Solidarity with Palestine in Aotearoa cannot be limited to calls for governmental recognition. It must mean confronting the settler-colonial structures here at home. It must mean standing with Māori struggles for tino rangatiratanga, land back, and sovereignty. The refusal to recognise Palestine is not an aberration, it is consistent with a settler state that denies Indigenous rights everywhere.
If recognition is futile, what then is the path forward? For anarcho-communists, the answer is clear: liberation will not come from the recognition of states but from the destruction of states, empires, and the capitalist system they defend. Palestine will not be free because Ireland or Spain or New Zealand declares it so. Palestine will be free when the people of Palestine, supported by global solidarity movements, dismantle the systems of occupation and apartheid that oppress them.

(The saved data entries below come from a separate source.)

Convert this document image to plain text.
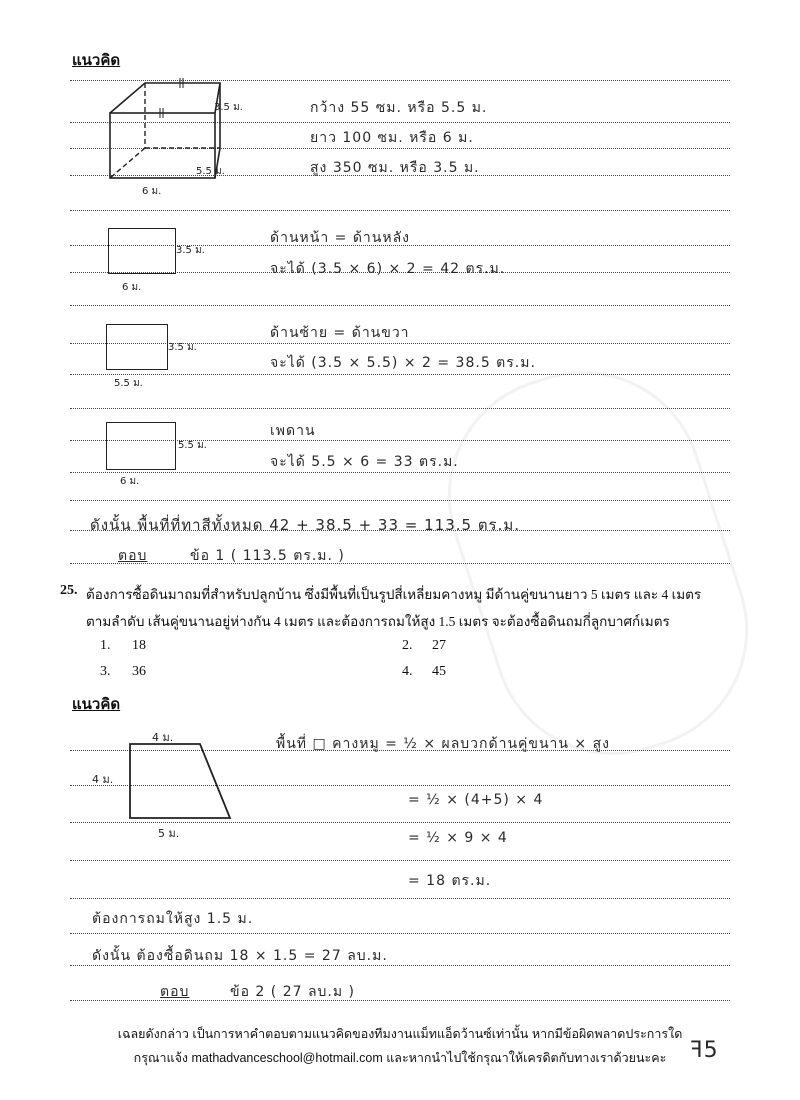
แนวคิด
3.5 ม.
5.5 ม.
6 ม.
กว้าง 55 ซม. หรือ 5.5 ม.
ยาว 100 ซม. หรือ 6 ม.
สูง 350 ซม. หรือ 3.5 ม.
3.5 ม.
6 ม.
ด้านหน้า = ด้านหลัง
จะได้ (3.5 × 6) × 2 = 42 ตร.ม.
3.5 ม.
5.5 ม.
ด้านซ้าย = ด้านขวา
จะได้ (3.5 × 5.5) × 2 = 38.5 ตร.ม.
5.5 ม.
6 ม.
เพดาน
จะได้ 5.5 × 6 = 33 ตร.ม.
ดังนั้น พื้นที่ที่ทาสีทั้งหมด 42 + 38.5 + 33 = 113.5 ตร.ม.
ตอบ	ข้อ 1 ( 113.5 ตร.ม. )
25. ต้องการซื้อดินมาถมที่สำหรับปลูกบ้าน ซึ่งมีพื้นที่เป็นรูปสี่เหลี่ยมคางหมู มีด้านคู่ขนานยาว 5 เมตร และ 4 เมตร
ตามลำดับ เส้นคู่ขนานอยู่ห่างกัน 4 เมตร และต้องการถมให้สูง 1.5 เมตร จะต้องซื้อดินถมกี่ลูกบาศก์เมตร
1. 18	2. 27
3. 36	4. 45
แนวคิด
4 ม.
4 ม.
5 ม.
พื้นที่ □ คางหมู = ½ × ผลบวกด้านคู่ขนาน × สูง
= ½ × (4+5) × 4
= ½ × 9 × 4
= 18 ตร.ม.
ต้องการถมให้สูง 1.5 ม.
ดังนั้น ต้องซื้อดินถม 18 × 1.5 = 27 ลบ.ม.
ตอบ	ข้อ 2 ( 27 ลบ.ม )
เฉลยดังกล่าว เป็นการหาคำตอบตามแนวคิดของทีมงานแม็ทแอ็ดว้านซ์เท่านั้น หากมีข้อผิดพลาดประการใด
กรุณาแจ้ง mathadvanceschool@hotmail.com และหากนำไปใช้กรุณาให้เครดิตกับทางเราด้วยนะคะ	ꟻ5
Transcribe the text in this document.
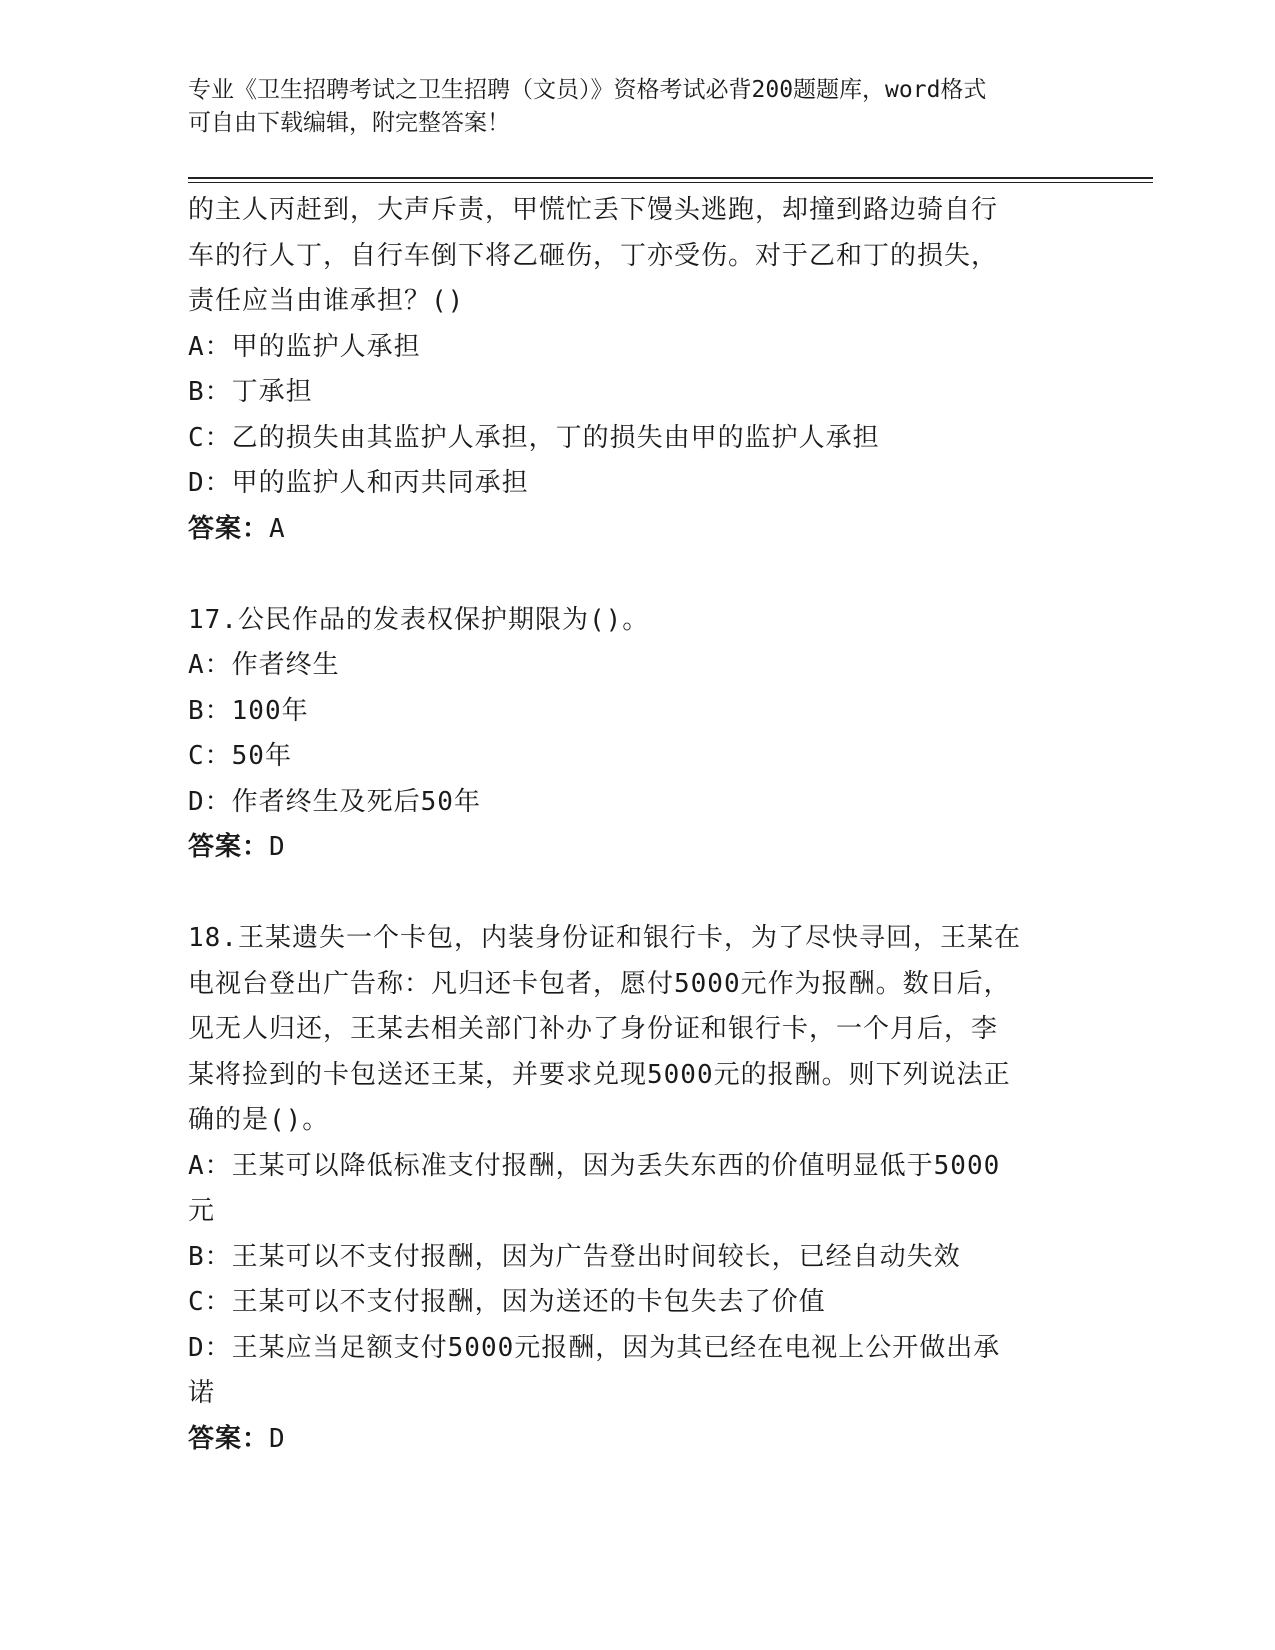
专业《卫生招聘考试之卫生招聘（文员）》资格考试必背200题题库，word格式
可自由下载编辑，附完整答案！
的主人丙赶到，大声斥责，甲慌忙丢下馒头逃跑，却撞到路边骑自行
车的行人丁，自行车倒下将乙砸伤，丁亦受伤。对于乙和丁的损失，
责任应当由谁承担？()
A：甲的监护人承担
B：丁承担
C：乙的损失由其监护人承担，丁的损失由甲的监护人承担
D：甲的监护人和丙共同承担
答案：A
17.公民作品的发表权保护期限为()。
A：作者终生
B：100年
C：50年
D：作者终生及死后50年
答案：D
18.王某遗失一个卡包，内装身份证和银行卡，为了尽快寻回，王某在
电视台登出广告称：凡归还卡包者，愿付5000元作为报酬。数日后，
见无人归还，王某去相关部门补办了身份证和银行卡，一个月后，李
某将捡到的卡包送还王某，并要求兑现5000元的报酬。则下列说法正
确的是()。
A：王某可以降低标准支付报酬，因为丢失东西的价值明显低于5000
元
B：王某可以不支付报酬，因为广告登出时间较长，已经自动失效
C：王某可以不支付报酬，因为送还的卡包失去了价值
D：王某应当足额支付5000元报酬，因为其已经在电视上公开做出承
诺
答案：D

This requires building movements of boycott, divestment, and sanctions from below. It requires disrupting the flow of weapons, money, and political legitimacy to Israel. It requires solidarity strikes by dock workers refusing to load arms, by students occupying campuses to demand divestment, by communities blockading military shipments. It requires connecting the struggle in Palestine to all struggles against colonialism, racism, and exploitation.
Recognition is empty; direct action is power. Recognition is symbolic; material solidarity is transformative. Recognition keeps faith in governments; liberation requires their overthrow.
The New Zealand government’s refusal to recognise Palestine is a mark of cowardice and complicity. Yet even if it were to grant recognition tomorrow, the futility of such a gesture would remain. Recognition does not stop bombs, lift sieges, or return land. It is a hollow act, designed to placate outrage while preserving empire.
The path to Palestinian liberation does not run through parliaments or ministries. It runs through the streets, the workplaces, the universities, and the fields where ordinary people confront the machinery of imperialism. It runs through the linking of struggles – Māori sovereignty in Aotearoa, Black liberation in the United States, Indigenous resistance in Latin America, and anti-imperialist movements worldwide.
Palestine will not be free when governments say it is a state. Palestine will be free when the people overthrow apartheid, and when the global system that sustains it is brought down. Recognition is not liberation. Liberation is struggle. And it is only through that struggle, everywhere, that the chains of empire can be broken.